Ancak Wang Teng, figürün bahsettiği labirentin bu olduğunu biliyordu.
Ruh tarafından inşa edilmiş bir labirent!
“Bu bir kozmos aşaması tekniği mi?” Wang Teng biraz şaşırdı. Gözlerinde bir parıltı vardı. Böyle bir gücü özlemişti.
Etrafına baktı ve Biluo, Argus ve diğerlerinden hiçbir iz görmedi. Hepsinin ayrı olduğu belliydi.
Beklentileri dahilindeydi. Paniğe gerek yoktu!
Wang Teng bir an düşündü ve gökyüzüne uçtu. Son varış noktasına uçup uçamayacağını görmeyi planlıyordu.
Ne yazık ki hayır!
Taş duvarların tepesine yaklaştığında artık çıkamadı.
Bu da tahminleri dahilindeydi.
Ancak, Wang Teng yine de hayal kırıklığına uğradı. Kullanılabilir bir kısayol yok gibi görünüyordu.

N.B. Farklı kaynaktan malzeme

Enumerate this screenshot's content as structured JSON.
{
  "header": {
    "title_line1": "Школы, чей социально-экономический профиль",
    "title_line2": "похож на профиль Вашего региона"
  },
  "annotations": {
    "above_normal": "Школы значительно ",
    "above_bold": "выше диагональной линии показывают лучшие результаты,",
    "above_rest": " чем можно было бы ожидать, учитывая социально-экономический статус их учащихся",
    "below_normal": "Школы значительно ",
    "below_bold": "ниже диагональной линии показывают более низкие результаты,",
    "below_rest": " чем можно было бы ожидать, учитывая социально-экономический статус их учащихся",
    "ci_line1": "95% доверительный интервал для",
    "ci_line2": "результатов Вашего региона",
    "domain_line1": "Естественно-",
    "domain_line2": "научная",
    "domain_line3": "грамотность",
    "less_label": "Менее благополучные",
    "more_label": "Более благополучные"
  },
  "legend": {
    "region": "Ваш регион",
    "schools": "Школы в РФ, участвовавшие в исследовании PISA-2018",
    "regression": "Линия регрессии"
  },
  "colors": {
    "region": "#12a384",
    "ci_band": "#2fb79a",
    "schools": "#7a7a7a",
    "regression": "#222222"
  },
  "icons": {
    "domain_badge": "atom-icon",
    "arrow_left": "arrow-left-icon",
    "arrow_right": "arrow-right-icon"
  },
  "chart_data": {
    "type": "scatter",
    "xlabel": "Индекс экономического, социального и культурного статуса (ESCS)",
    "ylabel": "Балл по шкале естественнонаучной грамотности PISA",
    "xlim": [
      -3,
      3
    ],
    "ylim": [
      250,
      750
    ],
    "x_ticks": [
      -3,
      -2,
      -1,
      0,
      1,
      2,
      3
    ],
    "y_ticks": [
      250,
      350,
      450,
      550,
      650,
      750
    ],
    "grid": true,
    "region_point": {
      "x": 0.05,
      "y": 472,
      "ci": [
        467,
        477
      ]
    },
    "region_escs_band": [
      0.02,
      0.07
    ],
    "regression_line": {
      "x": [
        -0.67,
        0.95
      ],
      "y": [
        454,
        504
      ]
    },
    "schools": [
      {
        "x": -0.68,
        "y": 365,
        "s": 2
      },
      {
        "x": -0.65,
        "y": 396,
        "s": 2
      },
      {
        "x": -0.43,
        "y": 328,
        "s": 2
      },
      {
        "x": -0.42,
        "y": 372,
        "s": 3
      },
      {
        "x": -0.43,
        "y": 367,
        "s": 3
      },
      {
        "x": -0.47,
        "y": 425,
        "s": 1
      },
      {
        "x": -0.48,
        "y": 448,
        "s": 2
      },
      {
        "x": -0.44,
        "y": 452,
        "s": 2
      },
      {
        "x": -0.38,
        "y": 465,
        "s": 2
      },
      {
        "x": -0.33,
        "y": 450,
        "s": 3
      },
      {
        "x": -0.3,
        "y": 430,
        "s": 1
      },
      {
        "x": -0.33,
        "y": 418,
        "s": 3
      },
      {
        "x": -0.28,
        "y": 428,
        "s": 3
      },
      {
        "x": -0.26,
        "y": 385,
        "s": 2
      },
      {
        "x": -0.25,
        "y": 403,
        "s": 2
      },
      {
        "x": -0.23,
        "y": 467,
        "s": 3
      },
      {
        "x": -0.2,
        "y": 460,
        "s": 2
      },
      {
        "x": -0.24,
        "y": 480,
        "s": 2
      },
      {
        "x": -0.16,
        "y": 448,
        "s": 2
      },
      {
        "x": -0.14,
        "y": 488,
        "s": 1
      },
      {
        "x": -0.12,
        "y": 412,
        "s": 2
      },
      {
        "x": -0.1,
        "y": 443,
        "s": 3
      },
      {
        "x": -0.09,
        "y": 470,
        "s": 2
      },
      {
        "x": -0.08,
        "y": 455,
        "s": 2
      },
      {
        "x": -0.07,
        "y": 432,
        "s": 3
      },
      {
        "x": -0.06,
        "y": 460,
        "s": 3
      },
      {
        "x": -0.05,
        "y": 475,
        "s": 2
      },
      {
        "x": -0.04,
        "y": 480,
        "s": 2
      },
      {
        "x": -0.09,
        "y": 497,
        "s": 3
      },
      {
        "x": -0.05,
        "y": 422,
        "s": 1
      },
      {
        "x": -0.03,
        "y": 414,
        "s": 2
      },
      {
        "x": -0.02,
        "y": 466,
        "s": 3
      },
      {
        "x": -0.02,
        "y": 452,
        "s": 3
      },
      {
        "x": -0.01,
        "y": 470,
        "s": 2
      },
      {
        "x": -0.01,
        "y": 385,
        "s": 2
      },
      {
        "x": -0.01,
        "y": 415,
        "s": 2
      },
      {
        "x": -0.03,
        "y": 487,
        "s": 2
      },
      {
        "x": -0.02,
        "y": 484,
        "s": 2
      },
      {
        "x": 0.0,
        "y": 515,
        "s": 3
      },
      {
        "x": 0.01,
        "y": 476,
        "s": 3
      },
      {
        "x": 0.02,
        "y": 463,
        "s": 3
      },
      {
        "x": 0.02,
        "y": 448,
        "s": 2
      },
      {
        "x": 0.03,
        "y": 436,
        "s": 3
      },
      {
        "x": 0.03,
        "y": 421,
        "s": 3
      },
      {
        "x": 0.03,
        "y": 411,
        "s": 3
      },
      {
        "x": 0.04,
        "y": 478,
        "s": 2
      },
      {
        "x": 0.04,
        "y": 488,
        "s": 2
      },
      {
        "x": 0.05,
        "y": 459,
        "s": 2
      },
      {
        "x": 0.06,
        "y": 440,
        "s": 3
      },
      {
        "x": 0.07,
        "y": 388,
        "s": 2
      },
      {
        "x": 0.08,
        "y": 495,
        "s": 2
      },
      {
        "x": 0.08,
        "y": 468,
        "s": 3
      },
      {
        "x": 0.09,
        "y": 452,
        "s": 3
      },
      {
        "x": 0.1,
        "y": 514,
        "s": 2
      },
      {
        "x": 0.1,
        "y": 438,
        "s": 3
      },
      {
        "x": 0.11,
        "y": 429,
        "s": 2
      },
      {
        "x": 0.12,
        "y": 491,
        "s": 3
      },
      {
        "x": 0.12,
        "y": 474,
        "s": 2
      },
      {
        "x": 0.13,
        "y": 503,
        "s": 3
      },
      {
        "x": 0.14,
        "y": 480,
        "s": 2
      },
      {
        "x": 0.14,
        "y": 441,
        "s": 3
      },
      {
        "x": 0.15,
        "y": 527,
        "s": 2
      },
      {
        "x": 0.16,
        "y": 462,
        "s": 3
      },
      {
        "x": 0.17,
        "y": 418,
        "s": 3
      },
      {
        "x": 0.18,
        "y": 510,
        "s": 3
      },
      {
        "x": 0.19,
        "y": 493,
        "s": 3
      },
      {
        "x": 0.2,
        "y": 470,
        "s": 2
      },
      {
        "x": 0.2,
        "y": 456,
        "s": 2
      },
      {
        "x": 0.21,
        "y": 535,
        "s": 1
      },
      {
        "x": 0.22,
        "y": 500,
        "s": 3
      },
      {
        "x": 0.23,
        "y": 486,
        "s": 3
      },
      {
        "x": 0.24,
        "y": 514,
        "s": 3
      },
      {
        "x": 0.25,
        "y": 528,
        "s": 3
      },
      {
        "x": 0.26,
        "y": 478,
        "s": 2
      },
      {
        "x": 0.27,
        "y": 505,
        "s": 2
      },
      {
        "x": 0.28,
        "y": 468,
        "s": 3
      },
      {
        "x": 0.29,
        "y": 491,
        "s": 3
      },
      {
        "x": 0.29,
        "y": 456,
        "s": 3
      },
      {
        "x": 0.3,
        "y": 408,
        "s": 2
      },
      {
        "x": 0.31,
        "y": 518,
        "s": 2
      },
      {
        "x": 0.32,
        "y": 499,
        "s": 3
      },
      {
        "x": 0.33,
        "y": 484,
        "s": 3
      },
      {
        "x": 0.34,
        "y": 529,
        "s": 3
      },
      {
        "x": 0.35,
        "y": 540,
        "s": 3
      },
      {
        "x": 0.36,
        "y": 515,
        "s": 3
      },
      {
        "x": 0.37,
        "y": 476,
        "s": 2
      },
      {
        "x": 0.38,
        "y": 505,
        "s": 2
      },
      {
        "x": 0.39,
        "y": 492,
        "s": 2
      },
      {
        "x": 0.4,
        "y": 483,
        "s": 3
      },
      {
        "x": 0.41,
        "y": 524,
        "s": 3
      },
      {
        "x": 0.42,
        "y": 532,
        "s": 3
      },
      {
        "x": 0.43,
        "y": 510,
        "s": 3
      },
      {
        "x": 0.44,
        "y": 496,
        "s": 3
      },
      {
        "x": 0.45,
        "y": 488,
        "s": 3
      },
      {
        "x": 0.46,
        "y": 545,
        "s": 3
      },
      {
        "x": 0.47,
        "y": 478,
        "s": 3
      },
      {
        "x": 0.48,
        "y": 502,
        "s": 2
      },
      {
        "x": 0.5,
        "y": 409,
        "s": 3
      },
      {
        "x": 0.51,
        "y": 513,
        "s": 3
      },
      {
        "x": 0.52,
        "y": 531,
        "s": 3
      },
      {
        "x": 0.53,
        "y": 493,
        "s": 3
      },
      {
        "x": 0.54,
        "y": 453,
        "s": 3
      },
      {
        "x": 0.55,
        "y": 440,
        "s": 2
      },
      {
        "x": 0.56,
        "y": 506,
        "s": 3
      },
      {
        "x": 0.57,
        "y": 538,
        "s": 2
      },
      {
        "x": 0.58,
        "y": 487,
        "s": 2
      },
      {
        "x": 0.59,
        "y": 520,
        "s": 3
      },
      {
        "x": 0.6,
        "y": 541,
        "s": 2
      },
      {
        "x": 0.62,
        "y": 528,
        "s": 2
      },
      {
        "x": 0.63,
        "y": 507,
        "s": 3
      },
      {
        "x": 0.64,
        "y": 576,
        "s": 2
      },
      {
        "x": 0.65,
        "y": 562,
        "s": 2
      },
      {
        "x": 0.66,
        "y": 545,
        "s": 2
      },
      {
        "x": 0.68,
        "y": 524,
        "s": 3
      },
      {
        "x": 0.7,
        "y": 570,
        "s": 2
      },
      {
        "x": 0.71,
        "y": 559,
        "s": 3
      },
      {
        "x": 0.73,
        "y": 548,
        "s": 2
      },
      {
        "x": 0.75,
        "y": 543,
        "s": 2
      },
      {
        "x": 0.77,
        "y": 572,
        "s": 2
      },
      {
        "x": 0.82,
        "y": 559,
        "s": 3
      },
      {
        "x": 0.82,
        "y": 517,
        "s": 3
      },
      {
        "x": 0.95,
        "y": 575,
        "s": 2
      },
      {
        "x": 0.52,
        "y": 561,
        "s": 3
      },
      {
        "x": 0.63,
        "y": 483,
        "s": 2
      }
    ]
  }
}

Yere indi ve labirentin girişine doğru yürüdü. O sırada önünde bir yol ayrımı belirdi.
Üç yol vardı!
“Hangisi daha iyi?” Wang Teng mırıldandı. Aniden elinde bir madeni para belirdi. Manevi dünyada, basit materyalizasyon yapabilirdi. Sıradan bir ruhsal güç tekniğiydi.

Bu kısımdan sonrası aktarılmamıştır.